SEJONG -- The number of South Koreans, who have been “de facto” out of work, has surpassed the 3 million mark.
The extended unemployment figures, as specified by Statistics Korea’s Employment Supplementary Index III, includes “underemployed” workers, such as temporary employees who work fewer than 36 hours a week and want full-time employment, as well as seasonal workers who are out of work for part of the year.
The standard unemployment rate stayed at 3 percent, with the number of jobless at 858,000, in August. But under the extended basis, the number of de facto unemployed people came to 3.1 million -- or 11 percent of the nation’s 28.21 million economically active people.
The extended unemployment rates have remained above 10 percent since December 2016, and above 11 percent since December 2018.
A notice board at a regional office of the Employment and Welfare Plus Center in Seoul informs visitors of the procedures to apply for an unemployment allowance earlier this year. (Yonhap)
The weak job market has led the government to pay out ever-higher amounts in benefits for those who lost their jobs, under the employment insurance system.
The growing volume of payouts reflects the extended jobless rate, a measure that also takes underemployment into account.
According to the Korea Employment Information Service, the government’s monthly payment of unemployment benefits reached 724.6 billion won ($605.5 million) in August. This is the highest figure for August since the government began to compile the data in 1997.
It posted a 17.9 percent increase from a year earlier, when the payouts stood at 614.2 billion won, and a 54.3 percent growth from 469.5 billion won in August 2017.
And the payment of unemployment benefits has nearly doubled in the last four years. The payouts surged by 97.7 percent, compared to August 2015, when it stayed at 366.4 billion won.
Over the corresponding four-year period, the number of recipients increased by 29.2 percent from 365,500 to 472,588.
By generation, recipients in their 50s held the largest proportion with 26.3 percent, trailed by those in their 60s with 22.7 percent, those in their 40s with 19.6 percent, those in their 30s with 19 percent and those in their 20s with 11.4 percent.
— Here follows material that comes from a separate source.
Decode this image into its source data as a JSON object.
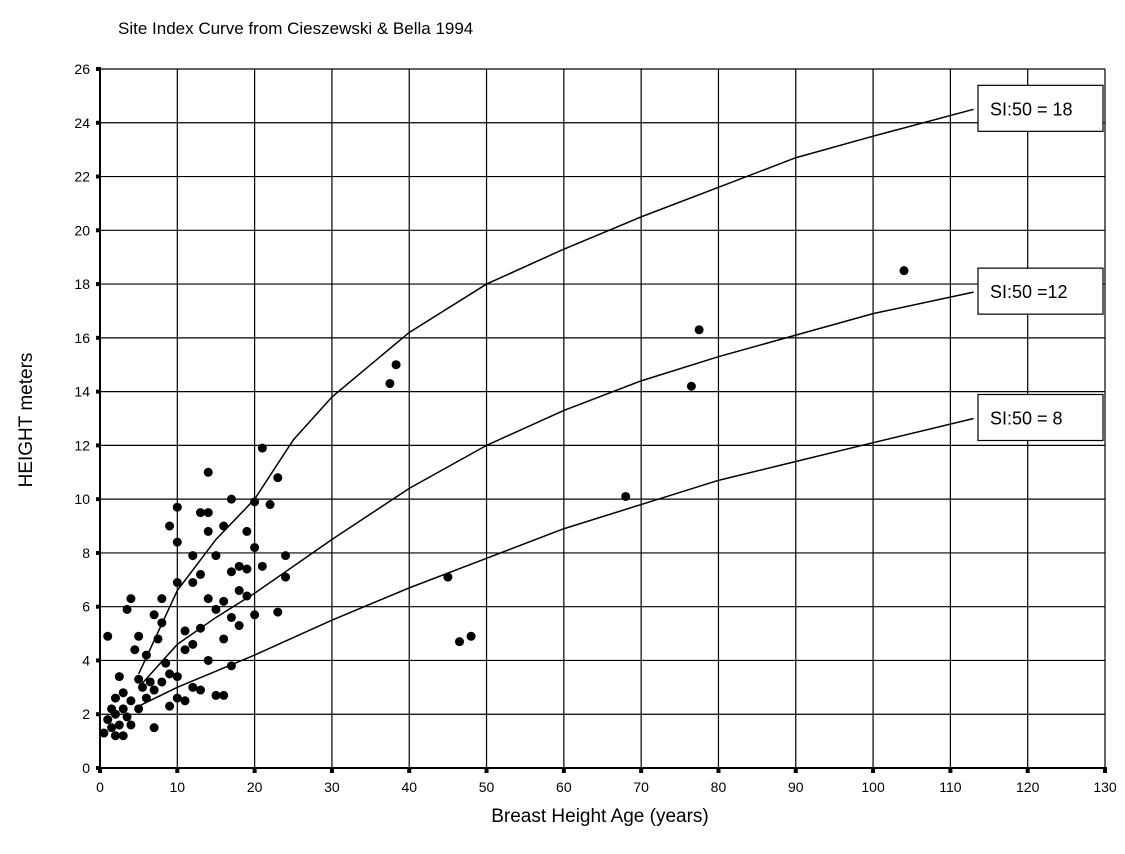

Women outnumbered men among benefit claimants in the month, accounting for 50.6 percent of the total.
(Graphic by Kim Sun-young/The Korea Herald)
The monthly payment of unemployment allowances surpassed the 500 billion-won mark for the first time in March 2018.
The recent surge in benefit payments is attributable to increases in the statutory minimum wage, which shot up 29 percent in only two years (2018 and 2019), some government officials claimed. The Labor Standards Act stipulates that unemployment allowance payments should not fall below 90 percent of the minimum wage. (As of this month, that figure will be amended to 80 percent.)
While the average recipient was paid 1.18 million won per month in 2017, the average monthly payment surged to 1.51 million won in 2019, according to a release from the Ministry of Employment and Labor.
On a yearly cumulative basis, the payouts for jobless set an all-time high of 6.4 trillion won (for 1.33 million recipients) in 2018, continuously renewing the formerly high of 5 trillion won in 2017 and 4.6 trillion won in 2016.
Given 2.4 trillion won in 2008, the nation’s unemployment-benefit payment shot up 166.6 percent in a decade. And the yearly figure for 2019 is projected to exceed 8 trillion won if it maintains its current pace.
During the January-August period this year, the monthly payouts came to 691.6 billion won on average and 5.53 trillion won collectively. This suggests that the yearly sum could approach 8.3 trillion won by the end of the year.